The client is to receive cyclophosphamide (Cytoxan) 50 mg/kg intravenously in divided doses over 5 days. The client weighs 176 pounds. How many mg of cyclophosphamide will the client receive each day? Enter the correct number ONLY.

800 -The client's weight of 176 pounds equals 80 kg. The client is to receive 50 mg of cyclophosphamide for each 1 kg of body weight. This is to be divided into 5 doses. 80 kg x 50 mg/kg = 4000 mg. 4000 mg/5 days = 800 mg.

The client is receiving a vesicant antineoplastic for treatment of cancer. Which assessment finding would require the nurse to take immediate action?

Extravasation -The nurse needs to monitor IV administration of antineoplastics (especially vesicants) to prevent tissue necrosis to blood vessels, skin, muscles, and nerves.

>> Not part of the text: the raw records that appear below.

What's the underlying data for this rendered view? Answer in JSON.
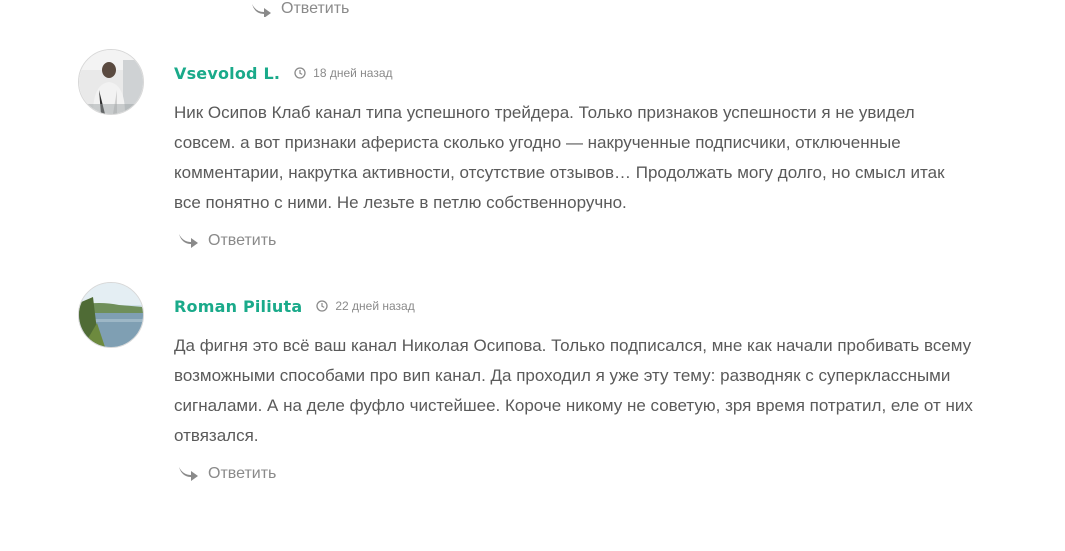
{
  "reply_label": "Ответить",
  "comments": [
    {
      "author": "Vsevolod L.",
      "date": "18 дней назад",
      "lines": [
        "Ник Осипов Клаб канал типа успешного трейдера. Только признаков успешности я не увидел",
        "совсем. а вот признаки афериста сколько угодно — накрученные подписчики, отключенные",
        "комментарии, накрутка активности, отсутствие отзывов… Продолжать могу долго, но смысл итак",
        "все понятно с ними. Не лезьте в петлю собственноручно."
      ]
    },
    {
      "author": "Roman Piliuta",
      "date": "22 дней назад",
      "lines": [
        "Да фигня это всё ваш канал Николая Осипова. Только подписался, мне как начали пробивать всему",
        "возможными способами про вип канал. Да проходил я уже эту тему: разводняк с суперклассными",
        "сигналами. А на деле фуфло чистейшее. Короче никому не советую, зря время потратил, еле от них",
        "отвязался."
      ]
    }
  ],
  "colors": {
    "author": "#1aaa8a",
    "text": "#5a5a5a",
    "muted": "#8a8a8a"
  },
  "icons": {
    "reply": "reply-arrow-icon",
    "clock": "clock-icon"
  }
}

Stomatitis, nausea/vomiting, and bone pain can be symptoms of the disease process or treatment mode but does not require immediate action.

The nurse is assessing the diet of a female client. To decrease the risk of cancer in general, the nurse instructs the client to

Limit alcohol ingestion to one drink per day. -Alcohol increases the risks of certain cancers and should be limited to no more than one drink per day for women. Smoking is strongly associated with certain cancers, and tobacco may act synergistically with other substances. Even decreasing use of tobacco still places one at risk for cancer. Recommendation by the U.S. Department of Agriculture for fruits and vegetables is 4 1/2 cups per day and for protein is 5 1/2 ounces per day with low-fat or lean meat and poultry and/or other proteins such as fish, beans, peas, nuts, and seeds.

A client with a brain tumor is undergoing radiation and chemotherapy for treatment of cancer. The client has recently reported swelling in the gums, tongue, and lips. Which is the most likely cause of these symptoms?

Stomatitis -The symptoms of swelling in gums, tongue, and lips indicate stomatitis. This usually occurs 5 to 10 days after the administration of certain chemotherapeutic agents or radiation therapy to the head and neck. Chemotherapy and radiation produce chemical toxins that lead to the breakdown of cells in the mucosa of the epithelium, connective tissue, and blood vessels in the oral cavity.